Más que una carta, te mereces un libro entero. Pero no podía
dejar escapar estos ratos en los que te echo de menos tanto que no paro de imaginar
lo que sería si aún estuvieras aquí, tú, entera.
Ha sido un año difícil. Y sin estar aquí has sabido
demostrarme la gran fortaleza que se ubica en el corazón de una familia unida.
Y digo sin estar aquí, aunque en el fondo sí que has estado… Apareciste como un
arco iris en una gran tormenta, tan en calma como siempre, serena, en paz, pero
increíblemente fuerte. Y a los pies de la cama del desequilibrio, supiste hacer
del apoyo familiar un pilar indestructible; nos dijiste, sin palabras, que no
nos ibas a dejar caer. Y así fue.
Muchos me dirán que no es algo real. La muerte es el final,
aseguran. ¿Y cómo explicarles yo la verdad que siento tan dentro? Saberte aquí,
dándome aliento cada vez que creo que no voy a llegar a la meta, demasiado
cansada para darme cuenta de todas las metas que ya he ido dejando atrás… ¿Cómo
argumentar que sé que no te has ido y que, en el fondo, nunca te irás? Hubo
quien me dijo que alguien sólo muere cuando desaparece del corazón de los suyos…
Temo decirte entonces que tú serás inmortal.
Tampoco intento retenerte aquí. La vida es un ciclo que todos
hemos de pasar, y conlleva un final. Sin embargo… ¿cómo dar final a un alma tan
grandiosa como la tuya? Fuiste siempre un corazón abierto, dispuesto a dar
hasta el último latido… E increíblemente, aún sigues ayudando a que los
nuestros no pierdan la fe. Fe en la vida, en lo que hace que ésta sea un viaje
inolvidable.
Sí… Me acuerdo tanto de ti. No puedo parar de pensar en
tantas cosas… En el día siguiente de tu funeral, asistí a un concurso literario… El tema trataba de las relaciones
intergeneracionales, y escribí sobre ti. Estabas allí. Igual que cuando
anunciaron que el primer premio era mío, y leí delante de todos lo que para mí
fue la mejor despedida que podía darte. Me decías que jamás dejase de creer que
los sueños pueden cumplirse, que todo esfuerzo tiene su recompensa.

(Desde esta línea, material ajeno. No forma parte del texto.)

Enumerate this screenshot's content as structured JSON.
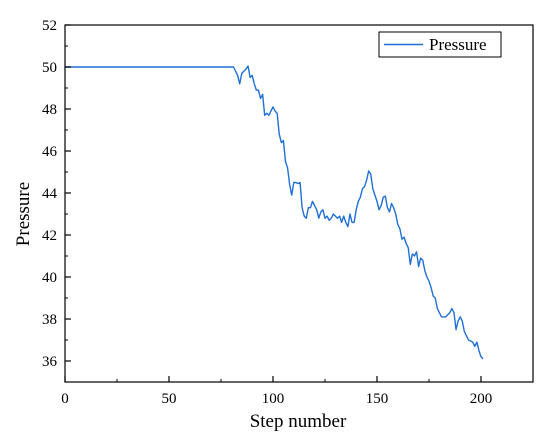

Después, como decía, te instalaste en las cuatro paredes de
lo que parecía un laberinto sin salida. Y nos mostraste el camino, en silencio,
guiándonos con tu luz. Y nos enseñaste cómo, aunque la oscuridad parezca
absoluta, siempre hay un resquicio para ver las estrellas y esperar a que salga
de nuevo el sol.
Viniste y te fuiste casi volando como una paloma. Alzaste el
vuelo dejando tras de ti la estela del camino a seguir… El trazo fino que deja
un ángel al pasar por esta vida.
-Estoy ahí- nos decías. Pero sabías que ya podías irte, que
habíamos aprendido que las huellas de la vida son imborrables, pero que siempre
existe la oportunidad de crear unas nuevas, esta vez, mucho mejores.
Y hoy, aquí, a punto de acabar mis estudios, al menos la
parte universitaria, me pregunto cómo sería poder llamarte y decirte que ya
está, que he terminado, que he podido con todo. Y tú seguramente te reirías con
esa risa tan tuya que aún resuena en mi cabeza, y no dirías mucho más, porque
tú, como buen miembro de la familia, no eras de palabras.
Me pregunto cómo sería que pudieras venir aquí y ver cómo he
crecido, cómo me he convertido en una mujer, y cómo no he olvidado el ejemplo
que me diste. Que vieras que he aprendido bien que lo que importa es tener buen
corazón, y reír, reír mucho… Como tú también reías.
No es una carta de despedida, sólo una carta. Porque como
decía, sé que estás aquí, y a la vez no. Pero de igual manera, te quiero.